I’d sooner have this paper, flawed output gap estimates and all, than none at all.

5 comments

  1. excellent work, as I entirely expected, but you work on the week-end and get no sleep!!!

    you definitely need a life! Watch some Castle episodes!!

  2. “We could either take the real appreciation as inflation or a higher nominal exchange rate — we made the right choice, inflation is a greater evil.”

    Maybe we should have limited the boom by assigning fewer licenses to extract minerals. I mean we are “booming” for the benefits of other countries who need our commodities, but the boom could have been managed better. A “boom” is not necessarily good, especially when it finishes. Now we may even face the issue of over-capacity in mining and have allowed the boom to kill other parts of the economy, not necessarily less competitive per se, but definitely less in demand compared to minerals in this specific time.

  3. By the way, it looks like this grand Japanese experiment of doubling the monetary base is completely irresponsible. -7.32% ???? What the hell are they doing here? Playing with people’s money? Unbelievable really. And tomorrow up 10%?

    1. Yeah, it is wild. Perhaps we might ask what they was Bernanke thinking with that tapering mumbo jumbo?
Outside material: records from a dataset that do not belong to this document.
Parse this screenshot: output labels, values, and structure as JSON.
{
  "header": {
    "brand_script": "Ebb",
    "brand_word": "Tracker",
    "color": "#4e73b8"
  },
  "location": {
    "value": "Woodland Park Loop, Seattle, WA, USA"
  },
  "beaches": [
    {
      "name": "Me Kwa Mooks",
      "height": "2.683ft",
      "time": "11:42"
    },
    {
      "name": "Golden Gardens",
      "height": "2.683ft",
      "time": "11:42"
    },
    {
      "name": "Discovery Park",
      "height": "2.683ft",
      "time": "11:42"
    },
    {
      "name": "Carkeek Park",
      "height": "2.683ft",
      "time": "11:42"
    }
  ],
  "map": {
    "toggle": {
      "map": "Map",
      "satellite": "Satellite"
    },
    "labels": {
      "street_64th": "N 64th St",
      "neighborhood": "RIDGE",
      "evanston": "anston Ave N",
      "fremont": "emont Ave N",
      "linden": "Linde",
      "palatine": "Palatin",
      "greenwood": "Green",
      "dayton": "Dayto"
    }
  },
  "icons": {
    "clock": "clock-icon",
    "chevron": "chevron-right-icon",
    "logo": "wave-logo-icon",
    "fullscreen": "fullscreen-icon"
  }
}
      1. My read is that, under pressure, he got a bit confused and some of his insecurity came out. I see Central Banks as being like a sort of referee, and usually the best referees are the ones that you do not notice during the game. But can’t say that of the fed lately. In the end, for the US it’s good to start talking about tapering and prepare markets for it, even if several months away… what happened yesterday in Japan it’s really what must be avoided in the US in the upcoming months.